Contest is a great idea, but doing a contest for a closed beta product is not exactly my piece of pie. Too many hurdles to jump to see if this is going to be what I want to use in the first place.
No word on pricing on your launch page either, except for "buying widgets"
Ooops... I think we have a wrong message in our site: it's not in our plans to sell widgets (or put limitations on the # of them you can use). Probably the word "marketplace" isn't appropriate. Calling it "directory" suits better our intentions.
Also, it's not really a contest. For us is to have fun, play with cutting-edge technology, make interesting things and just hack.
I see your point about pricing, but we can only say at this stage that we are validating the final one and it will be affordable. Hope this helps to explain our view.
A cheapy crappy Android tablet for around $200 can display a webpage like that. Personally, I run my dashboard on a Logitech Revue (Google TV, $99 retail, but mine was free) and my lowest power spare monitor using an HDMI->DVI adapter.
The Logitech box uses ~12 watts of power, which is more than my TonidoPlug (3-7 watts) but is more convenient to connect to a display.
We have plans to make an interface that's less bling-heavy and more power-friendly, but it won't hit production anytime soon.
Another way is to simply write your own visualisation. If you're interested in getting early-alpha-unstable-omg access to the read APIs (HTTP and WebSockets), shoot us an email to hello@ducksboard.com
After poking around little bit, it appears you need to poll for updates. To clarify, when you say "real-time" you mean "changes are reflected quickly" and not "changes are pushed to clients"?
The exact workflow is: the initial data is pulled over HTTP, the code connects to our server over WebSockets and after that no more requests are made. The real-time updates are pushed over the WebSocket connection.
So Ducksboard is free? Are there any details about future plans to charge for services?
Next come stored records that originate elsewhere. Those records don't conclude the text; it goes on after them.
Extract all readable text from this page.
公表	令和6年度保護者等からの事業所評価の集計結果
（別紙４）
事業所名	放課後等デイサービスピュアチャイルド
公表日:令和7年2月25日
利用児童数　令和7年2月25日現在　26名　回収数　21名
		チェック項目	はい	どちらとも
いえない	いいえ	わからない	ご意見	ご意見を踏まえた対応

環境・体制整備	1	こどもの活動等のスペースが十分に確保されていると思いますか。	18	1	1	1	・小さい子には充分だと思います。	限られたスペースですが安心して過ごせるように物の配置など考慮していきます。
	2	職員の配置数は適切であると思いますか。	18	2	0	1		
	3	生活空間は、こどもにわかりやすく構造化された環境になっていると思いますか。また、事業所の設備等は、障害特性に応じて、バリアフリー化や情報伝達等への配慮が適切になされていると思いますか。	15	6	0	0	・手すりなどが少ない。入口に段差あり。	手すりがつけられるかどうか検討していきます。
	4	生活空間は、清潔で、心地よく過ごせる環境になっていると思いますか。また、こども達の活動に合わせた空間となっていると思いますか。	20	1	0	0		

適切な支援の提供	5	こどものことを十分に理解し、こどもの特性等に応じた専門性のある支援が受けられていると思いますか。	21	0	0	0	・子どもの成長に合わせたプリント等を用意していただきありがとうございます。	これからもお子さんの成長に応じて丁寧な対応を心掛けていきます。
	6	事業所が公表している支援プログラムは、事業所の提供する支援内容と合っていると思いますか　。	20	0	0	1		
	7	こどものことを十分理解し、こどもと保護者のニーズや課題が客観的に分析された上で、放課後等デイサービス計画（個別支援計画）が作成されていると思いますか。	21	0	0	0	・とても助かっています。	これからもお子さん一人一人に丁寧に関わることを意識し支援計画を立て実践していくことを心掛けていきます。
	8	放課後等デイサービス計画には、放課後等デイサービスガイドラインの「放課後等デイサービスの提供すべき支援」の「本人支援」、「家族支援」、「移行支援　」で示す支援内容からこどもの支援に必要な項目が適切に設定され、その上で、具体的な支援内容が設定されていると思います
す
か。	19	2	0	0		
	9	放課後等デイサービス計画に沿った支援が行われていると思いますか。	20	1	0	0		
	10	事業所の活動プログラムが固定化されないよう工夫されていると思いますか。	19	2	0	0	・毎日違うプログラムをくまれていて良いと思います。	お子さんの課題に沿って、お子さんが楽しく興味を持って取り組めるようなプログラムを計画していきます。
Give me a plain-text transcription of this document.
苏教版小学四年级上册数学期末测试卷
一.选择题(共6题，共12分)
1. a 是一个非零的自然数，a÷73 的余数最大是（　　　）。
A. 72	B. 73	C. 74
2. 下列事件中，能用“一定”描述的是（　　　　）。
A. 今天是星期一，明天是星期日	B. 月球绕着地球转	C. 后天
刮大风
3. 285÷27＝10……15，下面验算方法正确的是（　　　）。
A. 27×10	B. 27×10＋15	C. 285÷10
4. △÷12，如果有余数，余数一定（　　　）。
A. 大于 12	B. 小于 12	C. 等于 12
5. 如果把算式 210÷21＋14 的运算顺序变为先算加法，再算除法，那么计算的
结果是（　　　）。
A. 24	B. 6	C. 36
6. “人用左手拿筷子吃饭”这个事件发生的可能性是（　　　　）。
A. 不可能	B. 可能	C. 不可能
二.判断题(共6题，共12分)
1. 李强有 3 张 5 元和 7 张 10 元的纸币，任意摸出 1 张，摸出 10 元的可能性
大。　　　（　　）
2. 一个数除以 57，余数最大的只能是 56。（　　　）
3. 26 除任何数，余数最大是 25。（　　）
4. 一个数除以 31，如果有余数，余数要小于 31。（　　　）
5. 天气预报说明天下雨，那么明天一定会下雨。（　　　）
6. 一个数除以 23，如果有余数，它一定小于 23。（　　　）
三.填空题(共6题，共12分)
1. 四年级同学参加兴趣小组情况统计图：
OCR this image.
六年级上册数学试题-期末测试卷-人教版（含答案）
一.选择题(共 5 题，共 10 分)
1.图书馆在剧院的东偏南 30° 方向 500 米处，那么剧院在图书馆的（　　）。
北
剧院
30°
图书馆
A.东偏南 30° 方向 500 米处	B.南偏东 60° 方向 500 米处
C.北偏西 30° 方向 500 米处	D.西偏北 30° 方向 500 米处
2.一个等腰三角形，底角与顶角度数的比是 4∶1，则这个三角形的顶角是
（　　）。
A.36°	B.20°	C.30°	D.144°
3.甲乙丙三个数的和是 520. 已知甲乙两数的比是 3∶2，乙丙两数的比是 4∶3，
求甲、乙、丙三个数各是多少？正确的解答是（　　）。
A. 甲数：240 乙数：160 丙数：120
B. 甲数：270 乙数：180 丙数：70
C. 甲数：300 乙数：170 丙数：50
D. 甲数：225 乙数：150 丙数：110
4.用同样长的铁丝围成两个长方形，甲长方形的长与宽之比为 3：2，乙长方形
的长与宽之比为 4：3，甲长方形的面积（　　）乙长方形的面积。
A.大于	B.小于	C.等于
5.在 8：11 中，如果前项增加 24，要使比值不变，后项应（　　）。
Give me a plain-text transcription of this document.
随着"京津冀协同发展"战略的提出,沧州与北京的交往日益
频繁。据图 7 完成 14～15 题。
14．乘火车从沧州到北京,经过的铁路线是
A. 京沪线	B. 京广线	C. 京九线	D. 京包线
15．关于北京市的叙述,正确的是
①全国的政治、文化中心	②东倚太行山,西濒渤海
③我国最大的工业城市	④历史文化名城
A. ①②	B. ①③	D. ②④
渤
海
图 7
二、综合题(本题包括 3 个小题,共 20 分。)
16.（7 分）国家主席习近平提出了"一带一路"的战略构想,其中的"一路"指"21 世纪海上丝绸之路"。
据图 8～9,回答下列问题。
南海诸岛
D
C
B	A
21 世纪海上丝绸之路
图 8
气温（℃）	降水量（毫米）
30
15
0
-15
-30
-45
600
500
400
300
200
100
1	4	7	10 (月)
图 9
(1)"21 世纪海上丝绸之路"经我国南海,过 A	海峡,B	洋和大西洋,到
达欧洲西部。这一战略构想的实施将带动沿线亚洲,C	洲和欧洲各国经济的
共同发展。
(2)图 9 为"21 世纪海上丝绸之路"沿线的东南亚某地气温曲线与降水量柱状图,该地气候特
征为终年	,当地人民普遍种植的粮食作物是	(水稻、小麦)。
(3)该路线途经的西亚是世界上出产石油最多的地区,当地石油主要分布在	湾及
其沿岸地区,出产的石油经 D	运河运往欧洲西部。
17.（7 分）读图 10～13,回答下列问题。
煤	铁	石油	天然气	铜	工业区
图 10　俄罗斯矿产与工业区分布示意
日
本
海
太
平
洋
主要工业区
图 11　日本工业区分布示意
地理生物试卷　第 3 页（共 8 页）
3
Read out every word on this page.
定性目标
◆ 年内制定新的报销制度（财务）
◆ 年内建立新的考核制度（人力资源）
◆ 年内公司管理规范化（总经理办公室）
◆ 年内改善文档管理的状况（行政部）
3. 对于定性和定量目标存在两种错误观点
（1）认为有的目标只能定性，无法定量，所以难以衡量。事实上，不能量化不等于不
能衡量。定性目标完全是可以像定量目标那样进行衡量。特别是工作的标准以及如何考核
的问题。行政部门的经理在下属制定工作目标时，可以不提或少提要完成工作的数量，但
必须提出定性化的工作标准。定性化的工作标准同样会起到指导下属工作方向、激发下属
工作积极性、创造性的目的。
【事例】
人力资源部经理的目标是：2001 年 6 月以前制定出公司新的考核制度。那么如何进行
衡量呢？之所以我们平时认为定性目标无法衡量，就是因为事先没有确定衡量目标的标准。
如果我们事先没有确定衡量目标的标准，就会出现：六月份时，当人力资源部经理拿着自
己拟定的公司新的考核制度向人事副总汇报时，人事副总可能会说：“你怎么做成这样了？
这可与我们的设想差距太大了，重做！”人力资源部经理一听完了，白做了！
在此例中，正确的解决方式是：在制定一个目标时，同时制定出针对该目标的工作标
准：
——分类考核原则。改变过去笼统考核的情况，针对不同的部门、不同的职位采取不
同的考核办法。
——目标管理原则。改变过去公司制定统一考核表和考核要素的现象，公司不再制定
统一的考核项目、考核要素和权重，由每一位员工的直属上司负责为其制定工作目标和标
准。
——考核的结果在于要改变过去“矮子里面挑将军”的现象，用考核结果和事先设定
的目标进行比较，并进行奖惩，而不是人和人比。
I hate signing up for services when there is no indication about the future.
It's free during the beta... and someday we'll start charging. There's nothing more I can say you now except:
- We are validating the pricing, and it will cost like any other SaaS (different plans segmented on features and affordable [monthly fee like 1-2 hours of typical salary outside SiliconValley :D]
- If you are in the Hackathon, we will forget to send you any invoice during some months ;)
Instead of not sending an invoice I think it might be smarter to send one and have a line item "Early adopter bonus -$xx". That way once the bonus runs out, it won't be quite as surprising for the user.
We are in a closed beta, the final product will require a monthly fee. People participating in the hackathon with funny ideas will get a discount though.
The plans will be announced as soon as we feel the product is ready for daily use, which we expect to be really soon.
None of the widgets worked for me in the demo. After researching WebSockets I figured it out: WS aren't supported by IE (or so it appears, using IE9 with all default settings). see them when using my Chrome browser. Seems like IE users are still a pretty big market though, so not sure how this will succeed without support for IE.
Neat idea, although I think you need to make it a bit clearer what the product is on that page. I had to click a few times to get the executive summary. That being said, I'm a bit grumpy I didn't try to develop a similar idea I had a while ago.
The idea isn't a new one, there are other companies doing this (geckoboard is the most popular one that I can recall) -- ducksboard are just doing it differently.
I just applied for an API key, but there's a deadline of the 4th or the 7th? I'm not optimistic this particular project will percolate to the top of the stack that quickly.